Improved measurement in quantitative analysis of coal properties using laser induced breakdown spectroscopy
Abstract
It is of great significance to realize the rapid or online analysis of coal properties for optimization of combustion in thermal power plants. In this work, a set of calibration schemes based on laser induced breakdown spectroscopy (LIBS) was determined to improve the measurements in quantitative analysis of coal properties, including proximate analysis (calorific value, ash, volatile content) and ultimate analysis (carbon and hydrogen). Firstly, different normalization methods (channel normalization and normalization over the whole spectral area) combined with two regression algorithms (partial least squares regression [PLSR] and support vector regression [SVR]) were compared to make an initial selection of the appropriate calibration method for each indicator. Then, the influence of de-noising by wavelet threshold de-noising (WTD) on quantitative analysis was further studied, whereby the final analysis schemes for each indicator were determined. The results showed that WTD coupled SVR can make a good estimate of calorific value and ash: the root mean square errors of prediction (RMSEP) were 0.80 MJ kg−1 and 0.60%. Coupling of WTD and PLSR performed best for the measurement of volatile content, and the RMSEP was 0.76%. For the quantitative analysis of carbon and hydrogen, normalization over the whole spectral area combined with SVR can get better measurement results, and the RMSEP of the measurements were 1.08% and 0.21%, respectively.
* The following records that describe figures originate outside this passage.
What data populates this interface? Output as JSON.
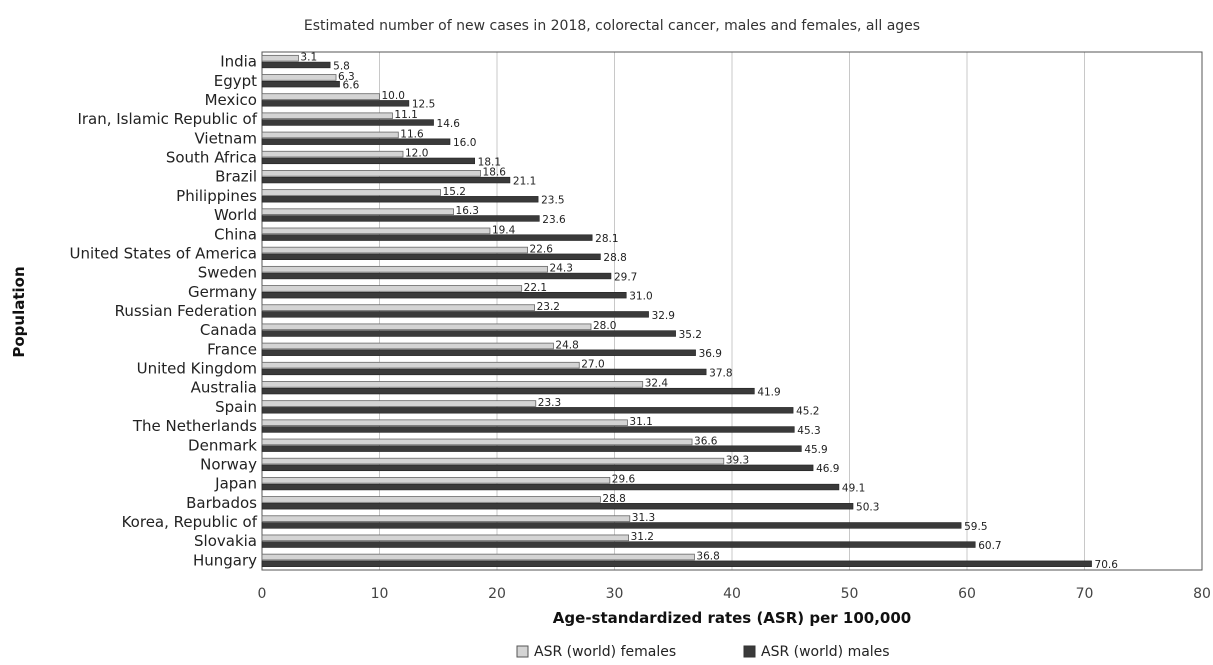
{
  "chart_data": {
    "type": "bar",
    "orientation": "horizontal",
    "title": "Estimated number of new cases in 2018, colorectal cancer, males and females, all ages",
    "xlabel": "Age-standardized rates (ASR) per 100,000",
    "ylabel": "Population",
    "xlim": [
      0,
      80
    ],
    "xticks": [
      0,
      10,
      20,
      30,
      40,
      50,
      60,
      70,
      80
    ],
    "grid": "vertical",
    "legend": "bottom",
    "categories": [
      "India",
      "Egypt",
      "Mexico",
      "Iran, Islamic Republic of",
      "Vietnam",
      "South Africa",
      "Brazil",
      "Philippines",
      "World",
      "China",
      "United States of America",
      "Sweden",
      "Germany",
      "Russian Federation",
      "Canada",
      "France",
      "United Kingdom",
      "Australia",
      "Spain",
      "The Netherlands",
      "Denmark",
      "Norway",
      "Japan",
      "Barbados",
      "Korea, Republic of",
      "Slovakia",
      "Hungary"
    ],
    "series": [
      {
        "name": "ASR (world) females",
        "color": "#d4d4d4",
        "values": [
          3.1,
          6.3,
          10.0,
          11.1,
          11.6,
          12.0,
          18.6,
          15.2,
          16.3,
          19.4,
          22.6,
          24.3,
          22.1,
          23.2,
          28.0,
          24.8,
          27.0,
          32.4,
          23.3,
          31.1,
          36.6,
          39.3,
          29.6,
          28.8,
          31.3,
          31.2,
          36.8
        ],
        "labels": [
          "3.1",
          "6.3",
          "10.0",
          "11.1",
          "11.6",
          "12.0",
          "18.6",
          "15.2",
          "16.3",
          "19.4",
          "22.6",
          "24.3",
          "22.1",
          "23.2",
          "28.0",
          "24.8",
          "27.0",
          "32.4",
          "23.3",
          "31.1",
          "36.6",
          "39.3",
          "29.6",
          "28.8",
          "31.3",
          "31.2",
          "36.8"
        ]
      },
      {
        "name": "ASR (world) males",
        "color": "#3a3a3a",
        "values": [
          5.8,
          6.6,
          12.5,
          14.6,
          16.0,
          18.1,
          21.1,
          23.5,
          23.6,
          28.1,
          28.8,
          29.7,
          31.0,
          32.9,
          35.2,
          36.9,
          37.8,
          41.9,
          45.2,
          45.3,
          45.9,
          46.9,
          49.1,
          50.3,
          59.5,
          60.7,
          70.6
        ],
        "labels": [
          "5.8",
          "6.6",
          "12.5",
          "14.6",
          "16.0",
          "18.1",
          "21.1",
          "23.5",
          "23.6",
          "28.1",
          "28.8",
          "29.7",
          "31.0",
          "32.9",
          "35.2",
          "36.9",
          "37.8",
          "41.9",
          "45.2",
          "45.3",
          "45.9",
          "46.9",
          "49.1",
          "50.3",
          "59.5",
          "60.7",
          "70.6"
        ]
      }
    ]
  }
}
The corresponding average standard deviations (RSD) for calorific value, ash, volatile content, carbon and hydrogen of the validation sets were 0.26 MJ kg−1, 0.57%, 0.79%, 0.47% and 0.08%, respectively. The results demonstrated that the selection of appropriate spectral pre-processing coupled with calibration strategies for each indicator can effectively improve the accuracy and precision of measurements of coal properties.